Insofern ist die Euro-Skepsis in Teilen der Linken, sprich links der SPD, wohl begründet. Hieraus folgt jedoch nicht, dass ein Austritt aus Euro und EU samt der damit verbundenen Kappung internationaler Wirtschaftsbeziehungen eine Politik gegen den Neoliberalismus begünstigen würde. Mit der Bourgeoisie im eigenen Land wäre der französische Linkssozialismus, der Mitterrand ins Amt gebracht hatte, ja vielleicht noch fertig geworden.

Allein gegen die Internationale des Kapitals hatte er jedoch keine Chance. Diese Erfahrung müssen vor allem Linke bedenken, die, anders als die SPD-Spitze um Gabriel und Nahles, von der Wahl Hollandes mehr als einen Aufschwung an den Wahlurnen im eigenen Land erwarten. Ein sozialistischer Präsident im Élyséepalast macht noch keinen sozialistischen Frühling in Europa.

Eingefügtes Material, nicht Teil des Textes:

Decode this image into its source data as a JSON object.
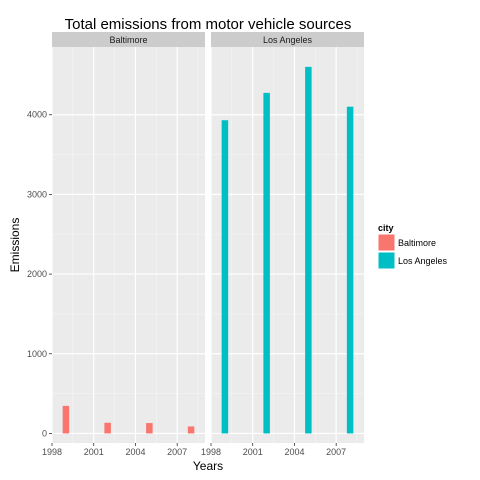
{
  "chart_data": {
    "type": "bar",
    "title": "Total emissions from motor vehicle sources",
    "xlabel": "Years",
    "ylabel": "Emissions",
    "facet_var": "city",
    "facets": [
      "Baltimore",
      "Los Angeles"
    ],
    "x_ticks": [
      1998,
      2001,
      2004,
      2007
    ],
    "xlim": [
      1998,
      2009
    ],
    "y_ticks": [
      0,
      1000,
      2000,
      3000,
      4000
    ],
    "ylim": [
      -120,
      4850
    ],
    "grid": true,
    "legend": {
      "title": "city",
      "placement": "right",
      "entries": [
        {
          "label": "Baltimore",
          "color": "#F8766D"
        },
        {
          "label": "Los Angeles",
          "color": "#00BFC4"
        }
      ]
    },
    "x": [
      1999,
      2002,
      2005,
      2008
    ],
    "series": [
      {
        "name": "Baltimore",
        "facet": "Baltimore",
        "color": "#F8766D",
        "values": [
          346,
          134,
          130,
          88
        ]
      },
      {
        "name": "Los Angeles",
        "facet": "Los Angeles",
        "color": "#00BFC4",
        "values": [
          3931,
          4274,
          4601,
          4101
        ]
      }
    ]
  }
}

Wichtiger als politische Ämter sind die sozialen Spannungsfelder, in denen sich gewählte Regierungen bewegen. Trotz zum Teil massiver Streiks und Protestbewegungen in einzelnen Ländern konnten Merkozy – der geschäftsführende Ausschuss des in Europa agierenden Finanzkapitals – die EU bislang auf Austeritätskurs trimmen. In den Gläubigerstaaten der EU, in denen sich viele Angehörige der subalternen Klassen als Zahlmeister der Schuldnerstaaten der Euro-Peripherie fühlen, findet dieser Kurs durchaus Zustimmung. Allerdings wächst auch dort das Unbehagen an der Machtübertragung von gewählten Parlamenten an die Finanztechnokratie in Frankfurt, Brüssel und Washington.

Am unteren Ende der Einkommenspyramide werden die Brot-und-Butter-Fragen mit jeder Sparmaßnahme wichtiger. Diesbezüglich unterscheiden sich französische Banlieues wenig von Berlin-Neukölln oder entsprechenden Vierteln in den europäischen Peripheriestaaten. Jetzt kommt es darauf an, die quer durch die EU verbreitete Ablehnung von Austeritätsprogrammen und Finanztechnokratie in einen Internationalismus von links zu übersetzen. Andernfalls öffnet die Krise des neoliberalen Europa die Tür zu nationalistischen Krisenlösungen.